Delaying national elections also allows Iraq to take baby steps. Daniel Serwer, director of the Balkans Initiative at the U.S. Institute of Peace, says that Kosovo's democracy has functioned better than Bosnia's in part because Kosovo held municipal elections first, allowing political parties to get practice and giving voters the chance to learn politics locally. Local elections can diminish the influence of ethnic and religious parties since hometown politics tend to be about bread and roads, not ideology.
2. Establish rule of law and an independent judiciary before elections. There's a tendency in democracy-building to mistake elections for a stable democratic government.
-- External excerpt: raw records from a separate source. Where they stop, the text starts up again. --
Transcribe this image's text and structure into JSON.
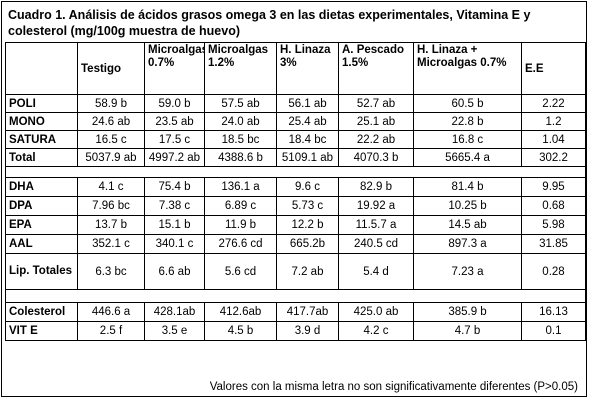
{
  "title": "Cuadro 1. Análisis de ácidos grasos omega 3 en las dietas experimentales, Vitamina E y colesterol (mg/100g muestra de huevo)",
  "headers": [
    "",
    "Testigo",
    "Microalgas 0.7%",
    "Microalgas 1.2%",
    "H. Linaza 3%",
    "A. Pescado 1.5%",
    "H. Linaza + Microalgas 0.7%",
    "E.E"
  ],
  "rows_group1": [
    {
      "label": "POLI",
      "values": [
        "58.9 b",
        "59.0 b",
        "57.5 ab",
        "56.1 ab",
        "52.7 ab",
        "60.5 b",
        "2.22"
      ]
    },
    {
      "label": "MONO",
      "values": [
        "24.6 ab",
        "23.5 ab",
        "24.0 ab",
        "25.4 ab",
        "25.1 ab",
        "22.8 b",
        "1.2"
      ]
    },
    {
      "label": "SATURA",
      "values": [
        "16.5 c",
        "17.5 c",
        "18.5 bc",
        "18.4 bc",
        "22.2 ab",
        "16.8 c",
        "1.04"
      ]
    },
    {
      "label": "Total",
      "values": [
        "5037.9 ab",
        "4997.2 ab",
        "4388.6 b",
        "5109.1 ab",
        "4070.3 b",
        "5665.4 a",
        "302.2"
      ]
    }
  ],
  "rows_group2": [
    {
      "label": "DHA",
      "values": [
        "4.1 c",
        "75.4 b",
        "136.1 a",
        "9.6 c",
        "82.9 b",
        "81.4 b",
        "9.95"
      ]
    },
    {
      "label": "DPA",
      "values": [
        "7.96 bc",
        "7.38 c",
        "6.89 c",
        "5.73 c",
        "19.92 a",
        "10.25 b",
        "0.68"
      ]
    },
    {
      "label": "EPA",
      "values": [
        "13.7 b",
        "15.1 b",
        "11.9 b",
        "12.2 b",
        "11.5.7 a",
        "14.5 ab",
        "5.98"
      ]
    },
    {
      "label": "AAL",
      "values": [
        "352.1 c",
        "340.1 c",
        "276.6 cd",
        "665.2b",
        "240.5 cd",
        "897.3 a",
        "31.85"
      ]
    },
    {
      "label": "Lip. Totales",
      "values": [
        "6.3 bc",
        "6.6 ab",
        "5.6 cd",
        "7.2 ab",
        "5.4 d",
        "7.23 a",
        "0.28"
      ]
    }
  ],
  "rows_group3": [
    {
      "label": "Colesterol",
      "values": [
        "446.6 a",
        "428.1ab",
        "412.6ab",
        "417.7ab",
        "425.0 ab",
        "385.9 b",
        "16.13"
      ]
    },
    {
      "label": "VIT E",
      "values": [
        "2.5 f",
        "3.5 e",
        "4.5 b",
        "3.9 d",
        "4.2 c",
        "4.7 b",
        "0.1"
      ]
    }
  ],
  "footnote": "Valores con la misma letra no son significativamente diferentes (P>0.05)"
}
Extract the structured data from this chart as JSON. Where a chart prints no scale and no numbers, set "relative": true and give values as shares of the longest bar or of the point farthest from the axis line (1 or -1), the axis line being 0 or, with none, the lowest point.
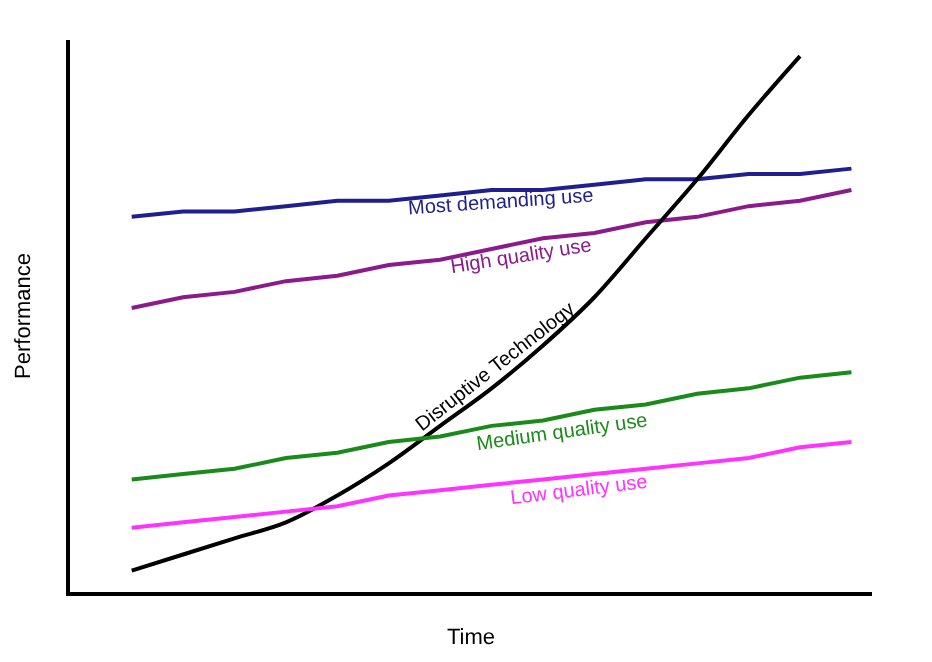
{
  "chart_data": {
    "type": "line",
    "relative": true,
    "xlabel": "Time",
    "ylabel": "Performance",
    "legend": false,
    "marker": "none",
    "line_style": "solid",
    "categories": [
      null,
      null,
      null,
      null,
      null,
      null,
      null,
      null,
      null,
      null,
      null,
      null,
      null,
      null,
      null
    ],
    "series": [
      {
        "name": "Most demanding use",
        "color": "#1f1f8f",
        "values": [
          0.7,
          0.71,
          0.71,
          0.72,
          0.73,
          0.73,
          0.74,
          0.75,
          0.75,
          0.76,
          0.77,
          0.77,
          0.78,
          0.78,
          0.79
        ]
      },
      {
        "name": "High quality use",
        "color": "#8b1a8b",
        "values": [
          0.53,
          0.55,
          0.56,
          0.58,
          0.59,
          0.61,
          0.62,
          0.64,
          0.66,
          0.67,
          0.69,
          0.7,
          0.72,
          0.73,
          0.75
        ]
      },
      {
        "name": "Disruptive Technology",
        "color": "#000000",
        "values": [
          0.04,
          0.07,
          0.1,
          0.13,
          0.18,
          0.24,
          0.31,
          0.38,
          0.46,
          0.55,
          0.66,
          0.77,
          0.89,
          1.0,
          null
        ]
      },
      {
        "name": "Medium quality use",
        "color": "#1a8a1a",
        "values": [
          0.21,
          0.22,
          0.23,
          0.25,
          0.26,
          0.28,
          0.29,
          0.31,
          0.32,
          0.34,
          0.35,
          0.37,
          0.38,
          0.4,
          0.41
        ]
      },
      {
        "name": "Low quality use",
        "color": "#ff33ff",
        "values": [
          0.12,
          0.13,
          0.14,
          0.15,
          0.16,
          0.18,
          0.19,
          0.2,
          0.21,
          0.22,
          0.23,
          0.24,
          0.25,
          0.27,
          0.28
        ]
      }
    ]
  }
}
Every state requires order first. (Later in the series, we'll discuss the best new ideas for securing that order.) People can't participate in government if they don't feel safe.
The judiciary—which guarantees that order—must precede the elected government. Many recent new democracies—notably Russia—have floundered because their elected officials and business elites went unchecked. In Russia, the failure to enforce the rule of law allowed a few people to loot state assets and set up as barons. The absence of a powerful court system enabled Presidents Yeltsin and Putin to demolish all rival sources of power and make themselves democratic tyrants.
3. "Horizontal accountability." A corollary to the rule of law. In a totalitarian state like Saddam's Iraq, no independent power source was permitted. There was one supreme, unchallengeable authority. Liberal democracy requires independent sources of power to ensure that voted-in leaders don't use the excuse of elections to revoke rights and crush rivals. Scholars call this diffusion of power "horizontal accountability." It's essentially what Americans know as "checks and balances."